Open Access Publications from the University of California

## Online Learning and Decision Making with Partial Information, a feedback perspective

• Author(s): Rangi, Anshuka
• et al.
Abstract

This dissertation considers a problem of online learning and online decision making where an agent or a group of agents aim to learn unknown parameters of interest. There are two key interacting components: agent and environment. The agent perform actions on the environment, these actions may or may not change the state of the environment, and the environment generates feedback based on the actions and its underlying state. The feedback is utilized by the agent to learn and improvise its decisions and actions, and optimize a certain objective.

In the first part of this dissertation, we consider different variants of the online learning and decision making systems. We propose optimal (or order-optimal) online learning algorithms for these variants. We characterize the flow of information through feedback, and provide quantitative information measures that are key to optimal learning and decision making in these systems.

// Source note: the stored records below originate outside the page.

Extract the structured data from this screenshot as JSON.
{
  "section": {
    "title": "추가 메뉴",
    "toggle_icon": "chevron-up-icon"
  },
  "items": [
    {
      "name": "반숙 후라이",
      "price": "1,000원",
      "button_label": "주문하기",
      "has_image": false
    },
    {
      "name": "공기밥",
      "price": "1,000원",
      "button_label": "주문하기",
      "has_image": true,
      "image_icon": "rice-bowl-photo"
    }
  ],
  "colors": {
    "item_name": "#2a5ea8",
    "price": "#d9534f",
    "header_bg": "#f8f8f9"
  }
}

In the second part of this dissertation, we focus on the attacks and security of these online learning and decision making systems. Since the distributed nature of these systems is their Achilles’ heel, making these systems secure requires an understanding of the regime where the systems can be attacked, as well as designing ways to mitigate these attacks. We study both of these aspects of the problem for stochastic Multi-Armed Bandits (MAB). We also study the former aspect of the problem, namely understanding the regime under which the system can be attacked, for Reinforcement Learning and Cyber-Physical systems.

Finally, we lay the foundations of non-stochastic information theory. Classical information theory has little role in providing non-stochastic guarantees for online systems such as Cyber-Physical systems where occasional errors can quickly drive these systems out of control and lead to catastrophic failures. We propose a non-stochastic $\delta$-mutual information to capture the worst-case error guarantees, denoted by $\delta$. We propose a non-stochastic analogue of capacities which are studied in classical information theory. We also establish key results such as channel coding theorem and single-letter characterization for the non-stochastic capacities.